As Sal Paradise Sam Riley is a window the audience can use to observe Dean and his aficionados, rarely getting the opportunity to become a fully realised character in his own right, but using his remarkable charasmatic voice and ability to bounce off of the more extreme characters to ensure the audience remember him. Garret Hedlund is the undeniable star of the show and the film is at its best when it focuses on the heartfelt camaraderie that exists between the two male leads. Dean’s fluid sexuality and restless spirit is chronicled well, imbuing him with a nomadic air that makes for compelling viewing and captures the spirit of the elusive ‘Beat.’

Together Sam Riley and Garret Hedlund share a chemistry more potent than that found in most romantic dramas and certainly more than the passion shared between Hedlund and Kristen Stewart, whose moments on screen are thankfully brief and inoffensive, if a tad bland and under-developed. The film is rife with incidental cameos from Amy Adams, Elisabeth Moss, Kirsten Dunst and Steve Buscemi, all of whom do the best with the parts they’ve been given, but are ultimately just distractions from what has to be the biggest exercise in on-screen bromance since Top Gun.

The problem with On The Road, is the consistent lack of contrast. Identikit sequences depicting an excess of drugs and sex and waffling poetic conversations follow one after the other, but what of the convention that Sal and his friends so ardently reject? What exactly is so terrible about the life they are running from? Put simply, why so angsty? Without the historical context that would answer these questions, On The Road‘s significance becomes diminished into a bunch of good-looking young adults, drinking and engaging in casual sex who are lauded as demigods simply because they had the temerity to do it first. Perhaps that is the thrust of the film, and if so there is nothing wrong with that, but with the visually stimulating sprawling location shots of Sal’s travels, his encounters with jazz musicians (Terrence Howard), tortured homosexual poets (Tom Sturridge) and other-worldly teachers (played by a scene-stealing Viggo Mortensen) it felt like Walter Salles was trying to communicate more than that.

Disappointingly, opportunities to add some depth to the proceedings – the significance of jazz and black culture to the Beat movement for example – are not fully exhausted.
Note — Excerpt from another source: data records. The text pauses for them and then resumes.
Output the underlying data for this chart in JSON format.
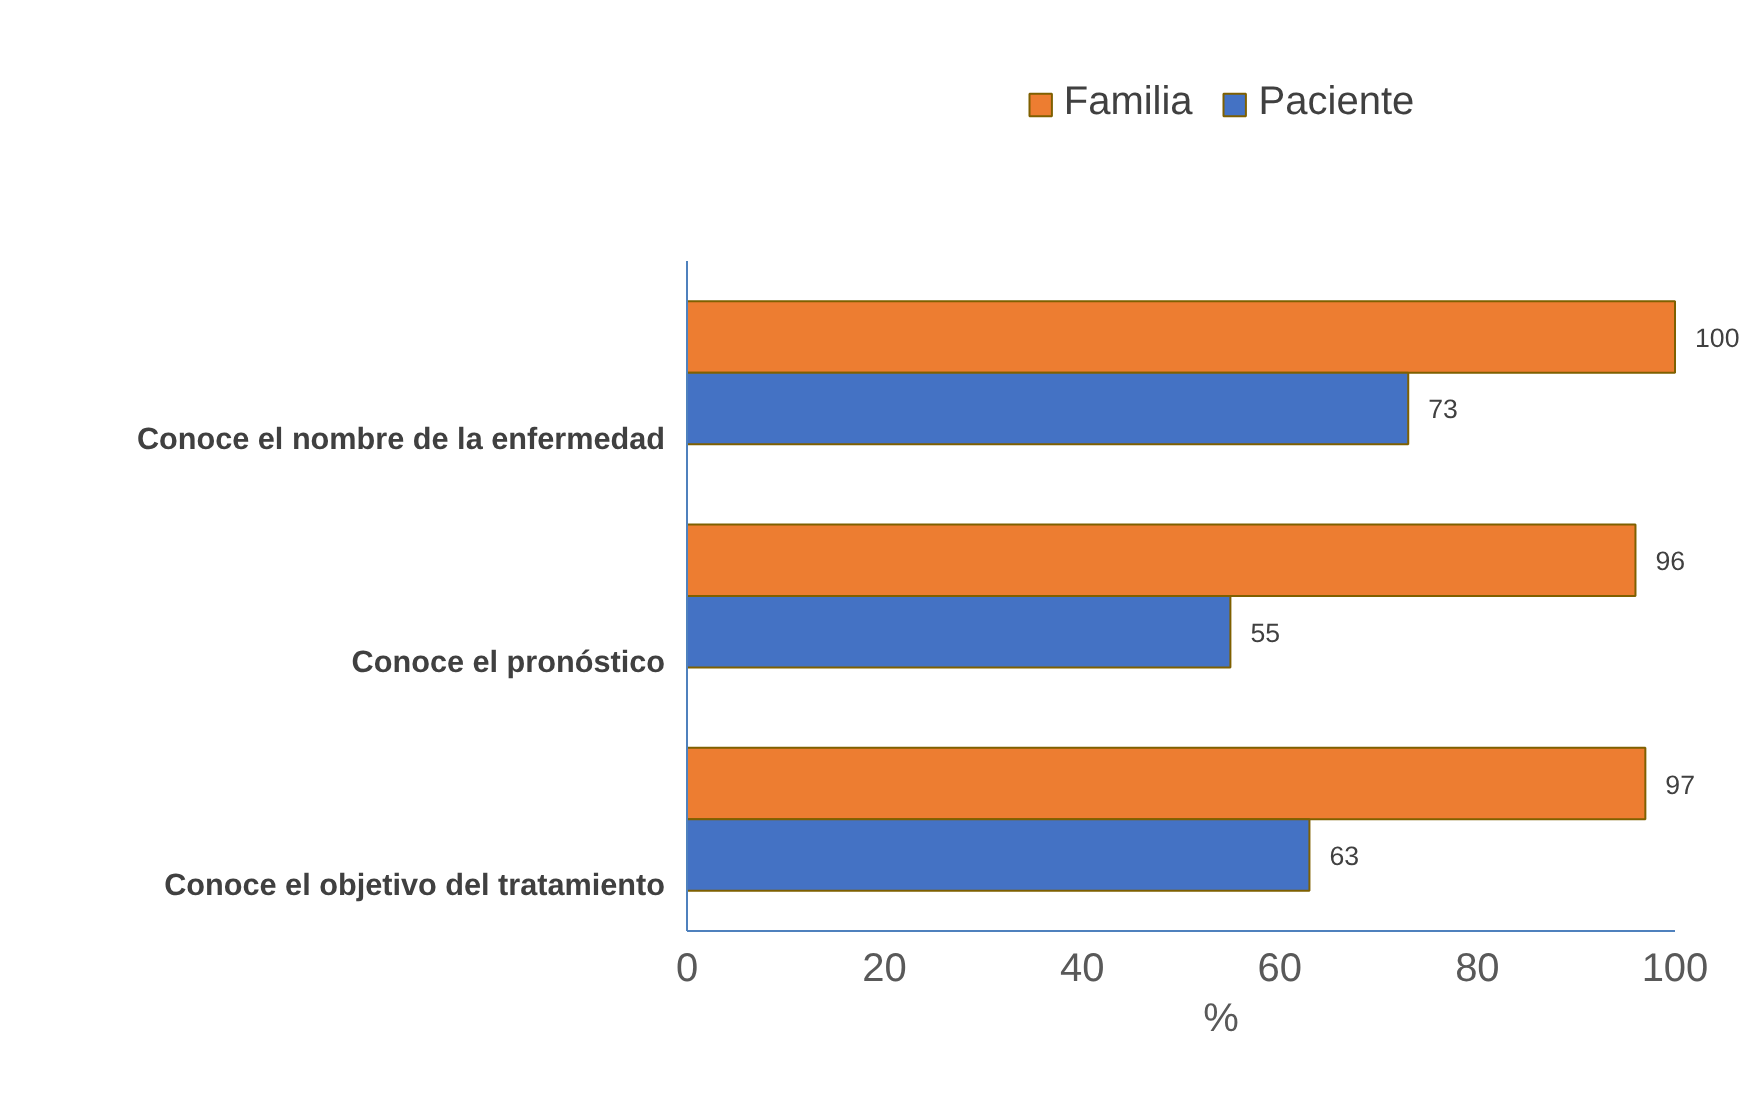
{
  "chart_data": {
    "type": "bar",
    "orientation": "horizontal",
    "categories": [
      "Conoce el nombre de la enfermedad",
      "Conoce el pronóstico",
      "Conoce el objetivo del tratamiento"
    ],
    "series": [
      {
        "name": "Familia",
        "color": "#ed7d31",
        "values": [
          100,
          96,
          97
        ]
      },
      {
        "name": "Paciente",
        "color": "#4472c4",
        "values": [
          73,
          55,
          63
        ]
      }
    ],
    "xlabel": "%",
    "xlim": [
      0,
      100
    ],
    "xticks": [
      0,
      20,
      40,
      60,
      80,
      100
    ],
    "data_labels": true,
    "legend": "top",
    "grid": false
  }
}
If viewers come to this film ignorant of the Beat generation, they will not find that ignorance much changed come the film’s end. Walter Salles has tried too hard to modernise the book’s concept and has ended up delivering a rather trite and ‘hipstery’ perspective of an important historical development. On The Road may have the power to induce existentialist epiphanies for some, but on the whole viewers will be disappointed at the surprising absence of daring and substance in a film derived from a source that did not lack either.